Comparative analysis of transnasal endoscopic reconstruction techniques for managing cerebrospinal fluid rhinorrhea in skull base defects.

J Clin Neurosci

Department of Otolaryngology Head and Neck Surgery, West China Hospital, Sichuan University, No. 37, Guoxue Lane, Chengdu 610041, China. Electronic address:

Published: July 2024

The nasal skull base is located into the deep position of nasal cavity and closely related to important nerves and vessels. The complete removal of tumors in this area poses a complex surgical challenge.In order to investigate the clinical efficacy of utilizing free middle turbinate mucosa (FMT), fascia lata, and pedicled nasal septum flap (known as the Hadad-Bassagasteguy flap, HBF) for the treatment of cerebrospinal fluid (CSF) rhinorrhea, a retrospective analysis was conducted on clinical data from 65 patients who underwent skull base reconstruction following endoscopic resection of nasal-skull base tumors. The selection of the repair material was based on the size and location of the defect. For defects less than 1.5 cm (n = 24), FMT was chosen, while for defects greater than or equal to 1.5 cm (n = 16), HBF was preferred.

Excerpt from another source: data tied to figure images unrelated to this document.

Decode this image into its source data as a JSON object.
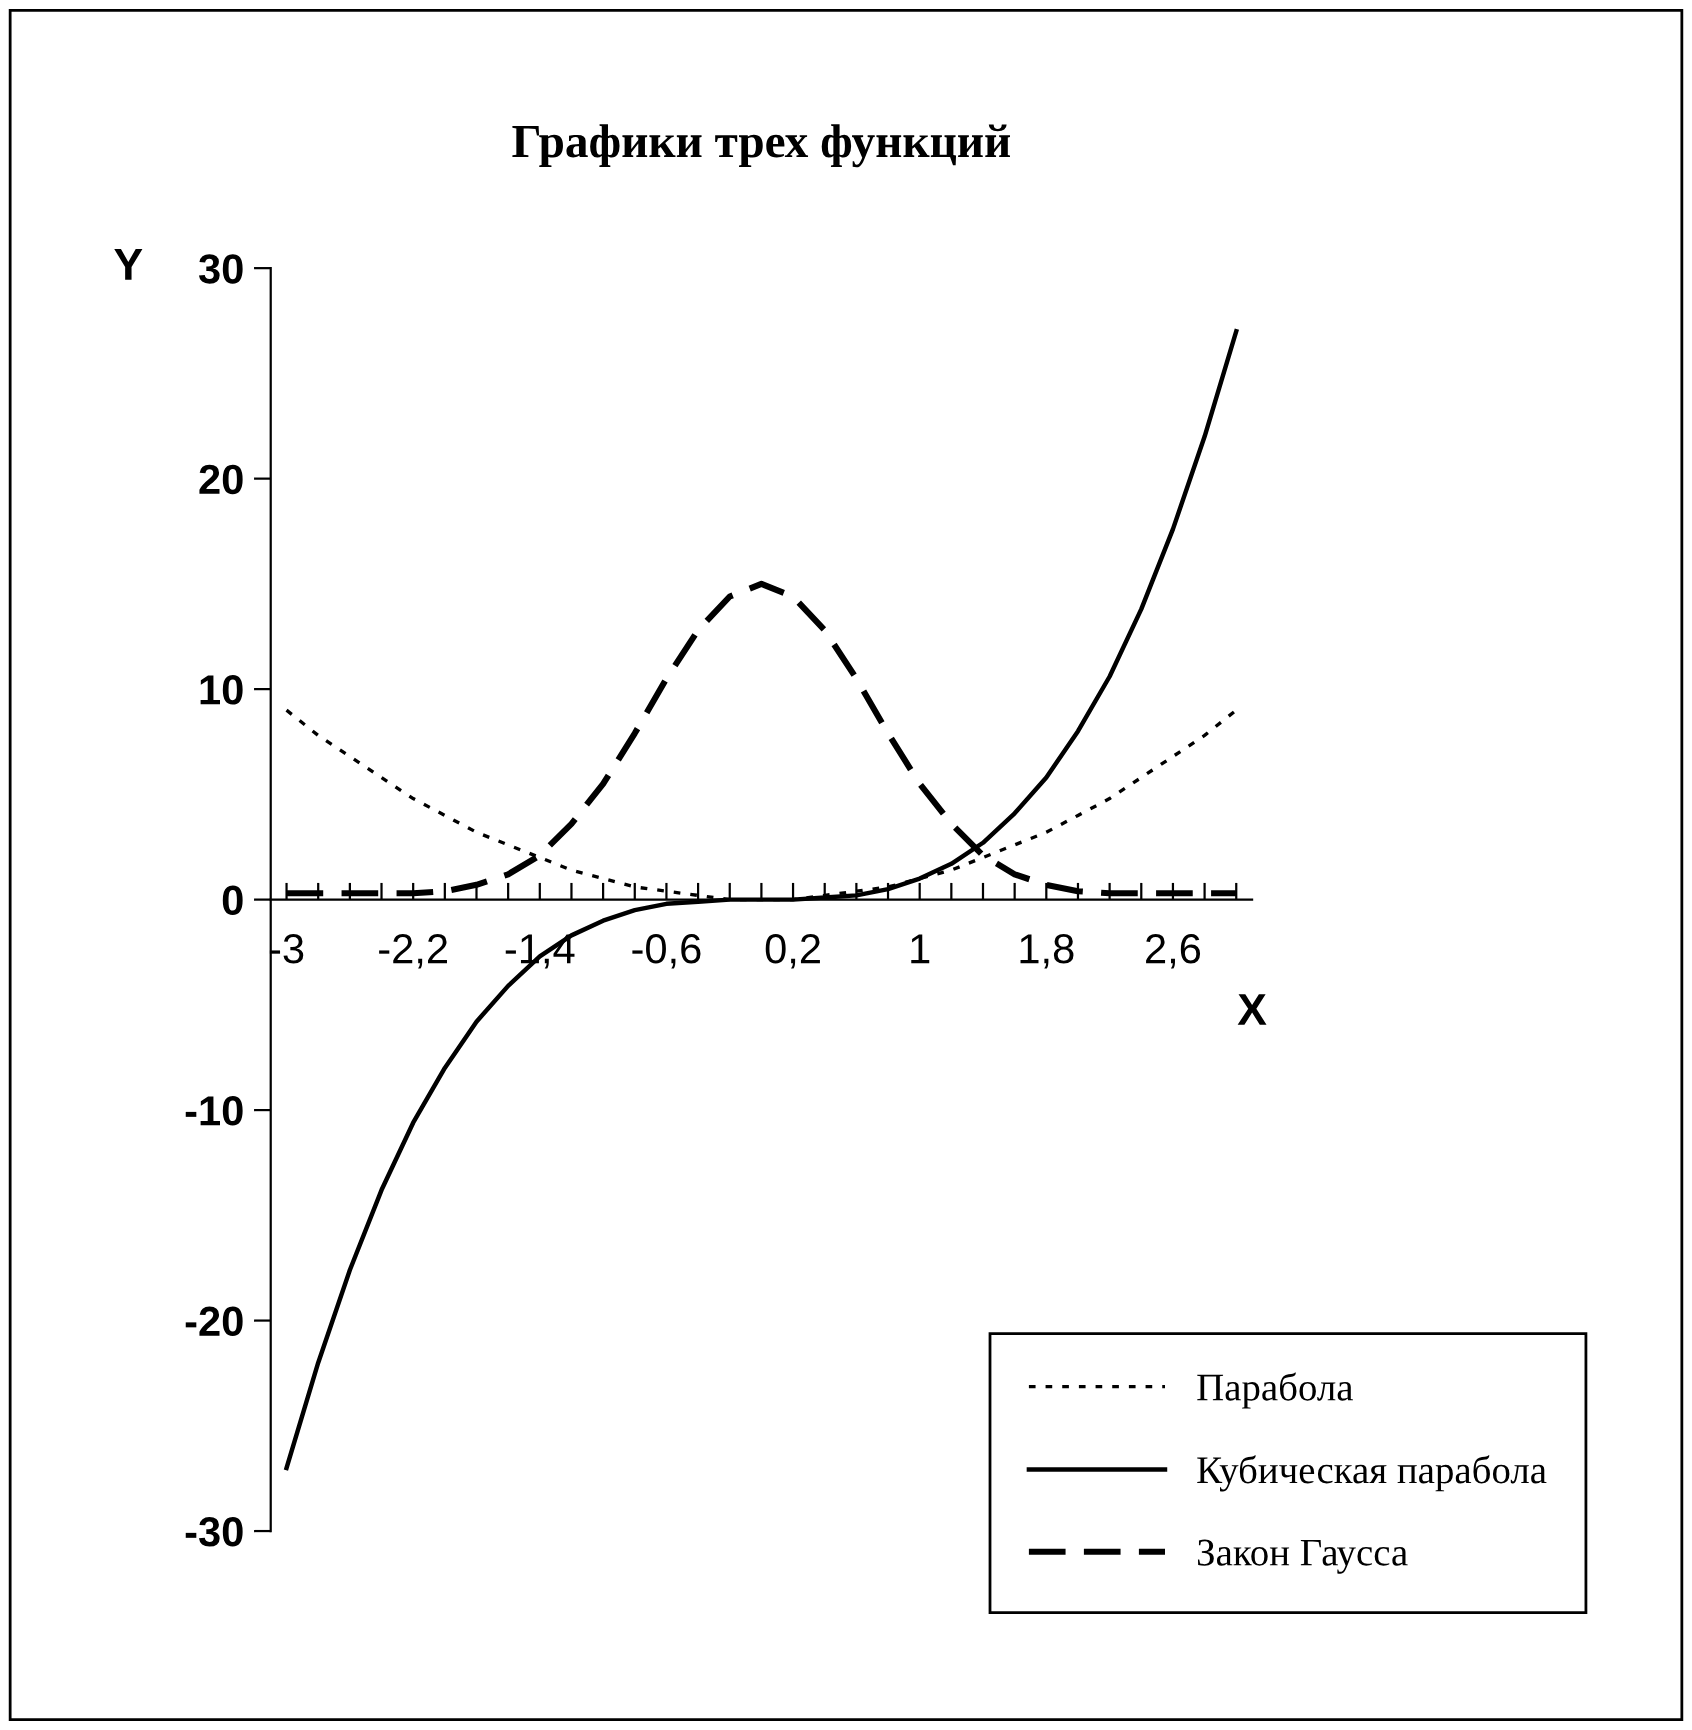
{
  "chart_data": {
    "type": "line",
    "title": "Графики трех функций",
    "xlabel": "X",
    "ylabel": "Y",
    "categories": [
      "-3",
      null,
      null,
      null,
      "-2,2",
      null,
      null,
      null,
      "-1,4",
      null,
      null,
      null,
      "-0,6",
      null,
      null,
      null,
      "0,2",
      null,
      null,
      null,
      "1",
      null,
      null,
      null,
      "1,8",
      null,
      null,
      null,
      "2,6",
      null,
      null
    ],
    "ylim": [
      -30,
      30
    ],
    "yticks": [
      -30,
      -20,
      -10,
      0,
      10,
      20,
      30
    ],
    "grid": false,
    "legend": "bottom right",
    "marker": "none",
    "series": [
      {
        "name": "Парабола",
        "color": "#000000",
        "line_style": "dotted",
        "values": [
          9,
          7.8,
          6.8,
          5.8,
          4.8,
          4,
          3.2,
          2.6,
          2,
          1.4,
          1,
          0.6,
          0.4,
          0.2,
          0,
          0,
          0,
          0.2,
          0.4,
          0.6,
          1,
          1.4,
          2,
          2.6,
          3.2,
          4,
          4.8,
          5.8,
          6.8,
          7.8,
          9
        ]
      },
      {
        "name": "Кубическая парабола",
        "color": "#000000",
        "line_style": "solid",
        "values": [
          -27,
          -22,
          -17.6,
          -13.8,
          -10.6,
          -8,
          -5.8,
          -4.1,
          -2.7,
          -1.7,
          -1,
          -0.5,
          -0.2,
          -0.1,
          0,
          0,
          0,
          0.1,
          0.2,
          0.5,
          1,
          1.7,
          2.7,
          4.1,
          5.8,
          8,
          10.6,
          13.8,
          17.6,
          22,
          27
        ]
      },
      {
        "name": "Закон Гаусса",
        "color": "#000000",
        "line_style": "dashed",
        "values": [
          0.3,
          0.3,
          0.3,
          0.3,
          0.3,
          0.4,
          0.7,
          1.2,
          2.1,
          3.6,
          5.5,
          7.9,
          10.5,
          12.8,
          14.4,
          15,
          14.4,
          12.8,
          10.5,
          7.9,
          5.5,
          3.6,
          2.1,
          1.2,
          0.7,
          0.4,
          0.3,
          0.3,
          0.3,
          0.3,
          0.3
        ]
      }
    ]
  }
}
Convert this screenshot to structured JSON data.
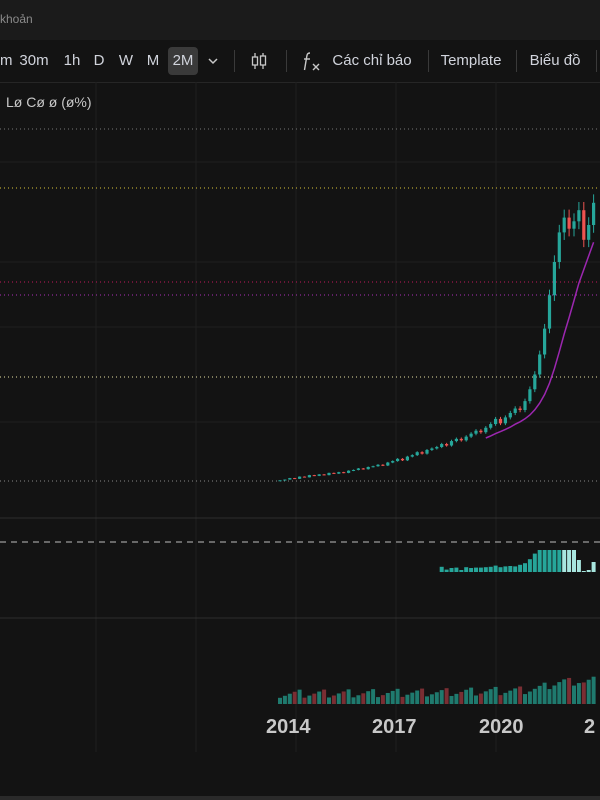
{
  "topbar": {
    "account_text": "khoản"
  },
  "toolbar": {
    "intervals": [
      "m",
      "30m",
      "1h",
      "D",
      "W",
      "M",
      "2M"
    ],
    "active_interval": "2M",
    "indicators_label": "Các chỉ báo",
    "template_label": "Template",
    "chart_label": "Biểu đồ"
  },
  "legend": {
    "text": "Lø Cø ø (ø%)"
  },
  "colors": {
    "up": "#26a69a",
    "down": "#ef5350",
    "ma": "#9c27b0",
    "volume_up": "#1f7a6e",
    "volume_down": "#7a2e33",
    "grid": "#1f1f1f"
  },
  "chart_data": {
    "type": "candlestick",
    "x_ticks": [
      "2014",
      "2017",
      "2020",
      "2"
    ],
    "series": [
      {
        "type": "candlestick",
        "values": [
          0.5,
          0.6,
          0.8,
          0.7,
          1.0,
          0.9,
          1.2,
          1.1,
          1.3,
          1.2,
          1.5,
          1.4,
          1.6,
          1.5,
          1.8,
          1.9,
          2.1,
          2.0,
          2.3,
          2.4,
          2.6,
          2.5,
          2.9,
          3.1,
          3.4,
          3.2,
          3.7,
          3.9,
          4.3,
          4.1,
          4.6,
          4.8,
          5.0,
          5.4,
          5.2,
          5.8,
          6.1,
          5.9,
          6.4,
          6.8,
          7.2,
          7.0,
          7.6,
          8.1,
          8.8,
          8.2,
          9.0,
          9.6,
          10.2,
          10.0,
          11.2,
          12.8,
          14.8,
          17.5,
          21.0,
          25.5,
          30.0,
          34.0,
          36.0,
          34.5,
          35.5,
          37.0,
          33.0,
          35.0,
          38.0
        ]
      },
      {
        "type": "line",
        "role": "moving-average"
      },
      {
        "type": "histogram",
        "role": "oscillator"
      },
      {
        "type": "volume"
      }
    ]
  }
}
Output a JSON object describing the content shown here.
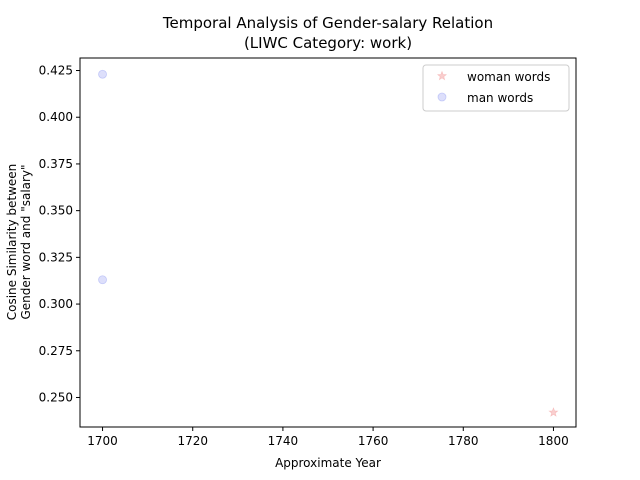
{
  "chart_data": {
    "type": "scatter",
    "title": "Temporal Analysis of Gender-salary Relation",
    "subtitle": "(LIWC Category: work)",
    "xlabel": "Approximate Year",
    "ylabel_line1": "Cosine Similarity between",
    "ylabel_line2": "Gender word and \"salary\"",
    "xlim": [
      1695,
      1805
    ],
    "ylim": [
      0.2342,
      0.4317
    ],
    "xticks": [
      1700,
      1720,
      1740,
      1760,
      1780,
      1800
    ],
    "yticks": [
      0.25,
      0.275,
      0.3,
      0.325,
      0.35,
      0.375,
      0.4,
      0.425
    ],
    "ytick_labels": [
      "0.250",
      "0.275",
      "0.300",
      "0.325",
      "0.350",
      "0.375",
      "0.400",
      "0.425"
    ],
    "grid": false,
    "legend_position": "top-right",
    "series": [
      {
        "name": "woman words",
        "marker": "star",
        "color": "#f4a6a6",
        "points": [
          {
            "x": 1800,
            "y": 0.242
          }
        ]
      },
      {
        "name": "man words",
        "marker": "circle",
        "color": "#a9b0f5",
        "points": [
          {
            "x": 1700,
            "y": 0.423
          },
          {
            "x": 1700,
            "y": 0.313
          }
        ]
      }
    ]
  }
}
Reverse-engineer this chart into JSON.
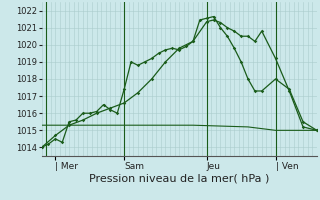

In cases where HBF was not available or not suitable (specifically, when the defect was located on the posterior wall of the frontal sinus), fascia lata was selected (n = 25). The repair outcomes of all 65 patients were summarized, and subsequently, a comparison was made between the use of fascia lata and HBF. The overall success rate for one-time repairs was 93.8 %. Specifically, the success rates for repairs using FMT, fascia lata, and HBF were 91.7 %, 96.0 %, and 93.8 %, respectively. Throughout the follow-up period, there were 2 cases of postoperative CSF leakage out of 24 patients who underwent FMT reconstruction, 1 case out of 25 patients who underwent fascia lata reconstruction, and 1 case out of 16 patients who underwent HBF reconstruction. The occurrence of postoperative complications, such as intracranial infection, lung infection, and epistaxis, was observed in both the fascia lata group and the HBF group. However, there were no statistically significant differences between the two groups. The transnasal endoscopic reconstruction of skull base defect using HBF, fascia lata, and FMT demonstrated satisfactory repair effects in managing CSF rhinorrhea. Generally, FMT has been found to be a dependable repair material for small defects measuring less than 1.5 cm, while in the case of larger defects equal to or exceeding 1.5 cm, both HBF and fascia lata can be utilized with comparable repair outcomes. The selection of fascia lata becomes a viable option when HBF is unavailable or not suitable.